In the new audiotape, the words attributed to Bin Laden likened Obama to President George W. Bush. The statement said Obama ordered Pakistan to block Islamic law and crack down on militants in the Swat Valley. U.S. pressure led to a campaign of “killing, fighting, bombing and destruction,” he said, forcing a million Muslims to flee.

“This simply means that Obama and his administration have planted new seeds of hatred and vengeance toward America,” the purported Bin Laden said, according to a translation.

“In this manner,” the speaker said, “Obama appears to have followed the same path taken by his predecessor, in creating more enmity toward Muslims, and adding on to the fighting enemies, thus paving the way for new long wars.”

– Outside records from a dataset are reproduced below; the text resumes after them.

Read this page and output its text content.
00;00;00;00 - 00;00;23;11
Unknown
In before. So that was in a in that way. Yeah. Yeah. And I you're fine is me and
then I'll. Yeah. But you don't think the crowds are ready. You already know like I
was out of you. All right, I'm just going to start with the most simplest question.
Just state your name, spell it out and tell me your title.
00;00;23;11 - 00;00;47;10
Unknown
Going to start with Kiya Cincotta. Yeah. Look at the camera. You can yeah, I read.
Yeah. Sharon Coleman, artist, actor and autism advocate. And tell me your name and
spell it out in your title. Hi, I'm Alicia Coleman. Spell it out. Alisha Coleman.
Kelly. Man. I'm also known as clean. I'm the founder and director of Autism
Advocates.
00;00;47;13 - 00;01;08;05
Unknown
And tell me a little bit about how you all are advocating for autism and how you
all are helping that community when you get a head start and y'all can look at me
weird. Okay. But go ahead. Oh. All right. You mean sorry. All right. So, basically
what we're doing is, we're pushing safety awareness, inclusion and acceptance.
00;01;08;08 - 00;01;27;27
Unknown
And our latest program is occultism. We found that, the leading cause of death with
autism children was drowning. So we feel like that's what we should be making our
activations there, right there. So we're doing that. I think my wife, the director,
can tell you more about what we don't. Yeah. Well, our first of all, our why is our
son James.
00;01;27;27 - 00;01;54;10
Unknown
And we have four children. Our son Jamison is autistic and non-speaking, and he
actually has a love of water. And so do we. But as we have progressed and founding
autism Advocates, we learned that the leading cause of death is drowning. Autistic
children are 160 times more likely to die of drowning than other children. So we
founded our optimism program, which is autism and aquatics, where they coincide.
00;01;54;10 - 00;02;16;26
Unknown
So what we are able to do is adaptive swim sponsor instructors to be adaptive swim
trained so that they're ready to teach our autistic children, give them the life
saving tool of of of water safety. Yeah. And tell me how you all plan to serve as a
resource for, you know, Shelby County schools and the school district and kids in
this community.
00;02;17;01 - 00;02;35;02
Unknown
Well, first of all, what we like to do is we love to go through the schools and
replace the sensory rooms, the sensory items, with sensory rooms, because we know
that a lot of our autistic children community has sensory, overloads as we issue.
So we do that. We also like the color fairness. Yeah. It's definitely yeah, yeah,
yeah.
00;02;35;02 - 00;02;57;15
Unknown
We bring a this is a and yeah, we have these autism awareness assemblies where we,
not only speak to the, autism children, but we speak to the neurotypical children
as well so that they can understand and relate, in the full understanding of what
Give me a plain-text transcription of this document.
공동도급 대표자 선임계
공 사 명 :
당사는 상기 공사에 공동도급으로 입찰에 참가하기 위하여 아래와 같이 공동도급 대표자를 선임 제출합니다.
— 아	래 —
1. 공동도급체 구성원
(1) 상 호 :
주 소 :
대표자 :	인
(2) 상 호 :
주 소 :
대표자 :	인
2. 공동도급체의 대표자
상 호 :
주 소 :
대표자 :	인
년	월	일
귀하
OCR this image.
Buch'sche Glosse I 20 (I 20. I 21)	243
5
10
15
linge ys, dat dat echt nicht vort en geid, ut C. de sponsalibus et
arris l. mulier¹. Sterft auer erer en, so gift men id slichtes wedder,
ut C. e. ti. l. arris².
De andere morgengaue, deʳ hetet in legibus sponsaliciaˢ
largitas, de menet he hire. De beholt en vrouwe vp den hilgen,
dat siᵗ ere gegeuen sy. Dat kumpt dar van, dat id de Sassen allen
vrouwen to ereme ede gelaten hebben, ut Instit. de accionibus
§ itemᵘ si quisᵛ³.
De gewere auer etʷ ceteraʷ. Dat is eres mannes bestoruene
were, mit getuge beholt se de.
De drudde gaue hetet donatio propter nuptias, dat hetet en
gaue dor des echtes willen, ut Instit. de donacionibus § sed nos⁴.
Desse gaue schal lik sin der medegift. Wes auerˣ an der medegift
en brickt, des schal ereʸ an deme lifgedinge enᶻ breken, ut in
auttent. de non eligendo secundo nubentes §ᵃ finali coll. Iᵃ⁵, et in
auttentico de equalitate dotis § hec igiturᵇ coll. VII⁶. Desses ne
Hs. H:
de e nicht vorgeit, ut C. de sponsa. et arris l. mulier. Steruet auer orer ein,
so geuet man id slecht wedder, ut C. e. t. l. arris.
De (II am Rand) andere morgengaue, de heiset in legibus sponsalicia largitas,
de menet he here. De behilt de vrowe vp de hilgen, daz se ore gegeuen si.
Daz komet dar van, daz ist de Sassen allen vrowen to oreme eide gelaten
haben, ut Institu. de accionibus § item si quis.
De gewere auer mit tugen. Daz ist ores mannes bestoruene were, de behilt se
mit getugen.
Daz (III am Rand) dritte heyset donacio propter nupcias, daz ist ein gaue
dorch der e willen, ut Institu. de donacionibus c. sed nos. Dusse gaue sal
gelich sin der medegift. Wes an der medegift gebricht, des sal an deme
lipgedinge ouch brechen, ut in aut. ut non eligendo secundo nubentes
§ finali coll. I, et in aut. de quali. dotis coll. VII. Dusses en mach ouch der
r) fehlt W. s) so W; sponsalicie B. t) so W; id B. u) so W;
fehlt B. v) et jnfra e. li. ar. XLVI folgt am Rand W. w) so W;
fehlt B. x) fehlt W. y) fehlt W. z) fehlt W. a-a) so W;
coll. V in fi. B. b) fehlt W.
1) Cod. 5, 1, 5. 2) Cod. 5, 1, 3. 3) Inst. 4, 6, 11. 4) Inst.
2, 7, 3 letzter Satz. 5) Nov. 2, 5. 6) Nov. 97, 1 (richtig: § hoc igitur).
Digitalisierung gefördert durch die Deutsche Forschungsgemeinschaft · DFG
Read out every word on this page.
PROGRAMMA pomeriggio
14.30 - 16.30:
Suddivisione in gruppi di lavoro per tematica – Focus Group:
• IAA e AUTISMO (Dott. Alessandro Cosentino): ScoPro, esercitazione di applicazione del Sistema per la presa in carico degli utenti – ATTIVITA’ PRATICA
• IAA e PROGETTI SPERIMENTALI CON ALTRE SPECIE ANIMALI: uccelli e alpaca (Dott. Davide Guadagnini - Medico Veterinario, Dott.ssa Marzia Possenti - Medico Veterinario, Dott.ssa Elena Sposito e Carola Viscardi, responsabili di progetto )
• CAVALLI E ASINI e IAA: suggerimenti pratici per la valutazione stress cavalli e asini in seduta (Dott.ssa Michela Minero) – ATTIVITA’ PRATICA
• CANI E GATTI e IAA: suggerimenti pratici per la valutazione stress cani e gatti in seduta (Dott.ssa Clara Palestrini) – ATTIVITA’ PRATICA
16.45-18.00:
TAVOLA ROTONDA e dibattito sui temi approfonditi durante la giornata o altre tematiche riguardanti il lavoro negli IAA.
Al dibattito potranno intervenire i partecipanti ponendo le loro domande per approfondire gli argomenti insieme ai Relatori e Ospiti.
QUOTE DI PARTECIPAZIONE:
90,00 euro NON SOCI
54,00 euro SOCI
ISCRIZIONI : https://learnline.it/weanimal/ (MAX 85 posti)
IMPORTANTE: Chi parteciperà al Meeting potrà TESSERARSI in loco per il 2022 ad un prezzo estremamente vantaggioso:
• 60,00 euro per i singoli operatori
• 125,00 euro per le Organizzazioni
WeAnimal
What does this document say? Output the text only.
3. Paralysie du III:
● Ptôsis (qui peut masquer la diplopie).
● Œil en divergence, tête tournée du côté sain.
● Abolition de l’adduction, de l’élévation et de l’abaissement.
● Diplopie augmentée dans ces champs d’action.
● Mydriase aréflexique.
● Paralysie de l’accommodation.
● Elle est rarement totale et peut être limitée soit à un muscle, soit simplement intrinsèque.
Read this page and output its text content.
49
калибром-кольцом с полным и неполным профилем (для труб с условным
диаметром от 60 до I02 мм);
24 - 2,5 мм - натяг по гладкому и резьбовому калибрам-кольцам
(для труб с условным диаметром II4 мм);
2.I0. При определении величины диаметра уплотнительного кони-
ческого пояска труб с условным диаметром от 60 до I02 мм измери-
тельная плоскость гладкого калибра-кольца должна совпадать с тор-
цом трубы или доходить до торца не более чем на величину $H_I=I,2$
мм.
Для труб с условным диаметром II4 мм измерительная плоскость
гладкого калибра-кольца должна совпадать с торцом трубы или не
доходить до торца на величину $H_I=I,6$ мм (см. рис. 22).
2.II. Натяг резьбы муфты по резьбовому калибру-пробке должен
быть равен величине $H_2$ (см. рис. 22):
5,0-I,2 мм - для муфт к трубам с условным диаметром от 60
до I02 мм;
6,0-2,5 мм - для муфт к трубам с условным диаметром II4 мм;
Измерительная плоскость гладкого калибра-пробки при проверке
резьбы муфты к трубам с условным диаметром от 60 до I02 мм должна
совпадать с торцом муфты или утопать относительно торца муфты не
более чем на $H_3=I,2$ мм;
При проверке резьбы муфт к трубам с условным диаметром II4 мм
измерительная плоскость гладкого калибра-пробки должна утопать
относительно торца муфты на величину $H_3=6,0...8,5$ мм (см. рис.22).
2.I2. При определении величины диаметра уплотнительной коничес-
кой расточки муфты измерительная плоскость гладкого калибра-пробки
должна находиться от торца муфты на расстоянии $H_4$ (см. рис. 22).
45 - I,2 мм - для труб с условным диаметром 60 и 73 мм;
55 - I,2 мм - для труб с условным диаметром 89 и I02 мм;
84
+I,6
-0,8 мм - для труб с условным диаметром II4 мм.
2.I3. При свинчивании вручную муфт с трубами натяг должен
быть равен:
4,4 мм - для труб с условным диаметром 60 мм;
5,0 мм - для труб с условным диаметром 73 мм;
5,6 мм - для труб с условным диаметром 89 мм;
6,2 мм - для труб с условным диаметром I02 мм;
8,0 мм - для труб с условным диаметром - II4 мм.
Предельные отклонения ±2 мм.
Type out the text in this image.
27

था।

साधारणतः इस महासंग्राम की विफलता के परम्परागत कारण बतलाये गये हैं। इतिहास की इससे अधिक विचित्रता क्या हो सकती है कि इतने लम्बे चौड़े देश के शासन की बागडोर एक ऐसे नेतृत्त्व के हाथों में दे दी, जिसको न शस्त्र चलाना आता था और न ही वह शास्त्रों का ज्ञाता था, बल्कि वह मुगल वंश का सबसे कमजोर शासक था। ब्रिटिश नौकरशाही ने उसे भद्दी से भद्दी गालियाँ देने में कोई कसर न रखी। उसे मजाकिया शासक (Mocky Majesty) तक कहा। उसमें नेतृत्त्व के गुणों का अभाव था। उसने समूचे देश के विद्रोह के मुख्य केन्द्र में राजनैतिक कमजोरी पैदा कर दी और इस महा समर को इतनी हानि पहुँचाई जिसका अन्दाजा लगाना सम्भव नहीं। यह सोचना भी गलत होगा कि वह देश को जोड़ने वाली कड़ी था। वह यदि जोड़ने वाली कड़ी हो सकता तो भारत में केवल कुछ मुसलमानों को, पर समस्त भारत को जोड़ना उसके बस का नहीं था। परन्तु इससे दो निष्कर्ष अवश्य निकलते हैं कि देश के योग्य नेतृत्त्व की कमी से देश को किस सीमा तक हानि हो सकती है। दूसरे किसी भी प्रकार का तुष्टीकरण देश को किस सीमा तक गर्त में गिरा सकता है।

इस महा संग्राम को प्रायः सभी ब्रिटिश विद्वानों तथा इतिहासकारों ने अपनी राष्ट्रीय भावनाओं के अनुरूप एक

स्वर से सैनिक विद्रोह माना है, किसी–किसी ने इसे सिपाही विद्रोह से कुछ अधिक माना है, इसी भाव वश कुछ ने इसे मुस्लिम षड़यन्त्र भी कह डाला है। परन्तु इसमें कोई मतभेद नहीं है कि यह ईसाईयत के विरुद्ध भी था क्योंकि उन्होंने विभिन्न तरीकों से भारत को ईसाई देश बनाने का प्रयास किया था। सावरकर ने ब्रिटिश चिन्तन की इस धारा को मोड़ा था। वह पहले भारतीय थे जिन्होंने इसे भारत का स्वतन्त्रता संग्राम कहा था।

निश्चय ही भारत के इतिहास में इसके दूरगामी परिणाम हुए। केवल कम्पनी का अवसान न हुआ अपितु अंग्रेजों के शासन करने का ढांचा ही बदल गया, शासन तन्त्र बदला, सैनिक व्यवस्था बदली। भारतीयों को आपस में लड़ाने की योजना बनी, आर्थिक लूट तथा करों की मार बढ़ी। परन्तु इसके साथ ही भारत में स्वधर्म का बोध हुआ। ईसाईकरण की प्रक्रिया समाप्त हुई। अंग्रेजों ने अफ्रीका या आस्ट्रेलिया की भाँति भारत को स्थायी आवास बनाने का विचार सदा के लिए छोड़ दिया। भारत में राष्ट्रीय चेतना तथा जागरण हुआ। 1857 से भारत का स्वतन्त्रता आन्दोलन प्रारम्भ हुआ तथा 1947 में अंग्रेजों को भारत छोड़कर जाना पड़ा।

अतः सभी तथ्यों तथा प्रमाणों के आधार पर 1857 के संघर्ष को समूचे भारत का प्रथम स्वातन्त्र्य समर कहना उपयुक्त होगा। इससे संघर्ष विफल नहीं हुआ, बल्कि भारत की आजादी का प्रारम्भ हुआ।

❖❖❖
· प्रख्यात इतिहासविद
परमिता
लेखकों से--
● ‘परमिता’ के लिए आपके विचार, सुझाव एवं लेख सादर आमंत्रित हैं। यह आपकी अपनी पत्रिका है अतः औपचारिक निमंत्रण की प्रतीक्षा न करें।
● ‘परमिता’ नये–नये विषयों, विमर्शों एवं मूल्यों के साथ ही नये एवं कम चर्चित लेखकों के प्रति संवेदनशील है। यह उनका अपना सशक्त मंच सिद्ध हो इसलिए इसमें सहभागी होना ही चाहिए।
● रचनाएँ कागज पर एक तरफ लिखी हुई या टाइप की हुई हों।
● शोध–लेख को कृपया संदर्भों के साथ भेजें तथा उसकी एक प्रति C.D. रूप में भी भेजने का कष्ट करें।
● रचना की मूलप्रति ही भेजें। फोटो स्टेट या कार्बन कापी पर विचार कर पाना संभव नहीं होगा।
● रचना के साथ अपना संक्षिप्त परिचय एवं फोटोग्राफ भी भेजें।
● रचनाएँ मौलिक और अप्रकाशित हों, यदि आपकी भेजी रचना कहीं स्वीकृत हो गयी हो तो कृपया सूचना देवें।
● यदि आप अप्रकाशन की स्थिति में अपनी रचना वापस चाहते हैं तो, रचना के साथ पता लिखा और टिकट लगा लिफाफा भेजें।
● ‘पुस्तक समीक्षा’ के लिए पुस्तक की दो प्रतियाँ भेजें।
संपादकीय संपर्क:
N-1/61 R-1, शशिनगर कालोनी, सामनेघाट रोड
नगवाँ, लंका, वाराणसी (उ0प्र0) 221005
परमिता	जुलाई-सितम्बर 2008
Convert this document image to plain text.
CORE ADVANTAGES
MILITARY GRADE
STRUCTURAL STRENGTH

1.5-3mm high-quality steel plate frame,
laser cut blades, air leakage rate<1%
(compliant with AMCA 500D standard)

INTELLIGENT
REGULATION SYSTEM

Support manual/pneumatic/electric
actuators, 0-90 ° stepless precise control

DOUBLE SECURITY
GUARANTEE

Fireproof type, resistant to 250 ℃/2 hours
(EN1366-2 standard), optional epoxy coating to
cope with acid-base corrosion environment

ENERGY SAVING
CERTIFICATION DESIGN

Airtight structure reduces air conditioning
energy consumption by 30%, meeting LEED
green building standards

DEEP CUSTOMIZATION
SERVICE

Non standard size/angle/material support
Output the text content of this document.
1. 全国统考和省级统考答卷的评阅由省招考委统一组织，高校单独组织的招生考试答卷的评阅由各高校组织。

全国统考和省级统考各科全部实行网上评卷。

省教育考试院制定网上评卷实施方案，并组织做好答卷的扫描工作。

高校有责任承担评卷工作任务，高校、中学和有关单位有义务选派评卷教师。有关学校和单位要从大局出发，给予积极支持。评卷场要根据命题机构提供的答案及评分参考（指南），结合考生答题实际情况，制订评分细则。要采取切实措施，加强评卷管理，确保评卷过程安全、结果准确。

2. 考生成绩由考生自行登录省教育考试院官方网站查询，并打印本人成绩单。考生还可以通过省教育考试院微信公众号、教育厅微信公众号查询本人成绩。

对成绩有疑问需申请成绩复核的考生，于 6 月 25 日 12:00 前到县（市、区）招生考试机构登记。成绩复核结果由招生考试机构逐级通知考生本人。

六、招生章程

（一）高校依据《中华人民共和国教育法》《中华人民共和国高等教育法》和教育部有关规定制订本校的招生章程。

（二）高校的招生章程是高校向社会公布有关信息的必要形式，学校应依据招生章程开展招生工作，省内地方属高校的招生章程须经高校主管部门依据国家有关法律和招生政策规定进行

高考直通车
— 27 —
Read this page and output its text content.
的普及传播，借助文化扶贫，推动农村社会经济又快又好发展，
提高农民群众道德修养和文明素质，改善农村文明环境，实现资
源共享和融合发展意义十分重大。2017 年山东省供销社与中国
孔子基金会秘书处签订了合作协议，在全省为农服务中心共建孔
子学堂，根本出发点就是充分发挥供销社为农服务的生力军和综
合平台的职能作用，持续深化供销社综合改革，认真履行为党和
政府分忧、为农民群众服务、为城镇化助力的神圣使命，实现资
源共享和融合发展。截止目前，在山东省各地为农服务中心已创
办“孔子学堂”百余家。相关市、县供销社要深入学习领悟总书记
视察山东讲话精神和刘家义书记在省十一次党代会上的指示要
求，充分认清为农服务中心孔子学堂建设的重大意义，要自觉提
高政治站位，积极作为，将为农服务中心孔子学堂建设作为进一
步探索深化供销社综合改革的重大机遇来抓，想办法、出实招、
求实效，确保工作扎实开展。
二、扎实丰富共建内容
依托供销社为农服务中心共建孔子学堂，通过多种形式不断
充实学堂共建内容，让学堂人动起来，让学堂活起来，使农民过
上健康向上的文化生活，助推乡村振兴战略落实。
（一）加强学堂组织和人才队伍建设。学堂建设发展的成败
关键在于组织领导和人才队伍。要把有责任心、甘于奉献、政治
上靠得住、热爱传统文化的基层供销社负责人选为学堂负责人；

The tape’s broadcast followed comments attributed to Al Qaeda’s second-in-command, Zawahiri, urging Egyptians to shun Obama and contending that the “torturers of Egypt” and “slaves of America” had invited the American leader to speak in Cairo.

The administration has attempted to draw a contrast between an Al Qaeda in hiding and an American leader taking a high-profile stance with his appeal to the Muslim world.

“You have the leader of the free world speaking from one of the great cities in the world, and you have Bin Laden speaking from an undisclosed location,” said Crowley, the State Department spokesman. “That speaks volumes in terms of the contrast.”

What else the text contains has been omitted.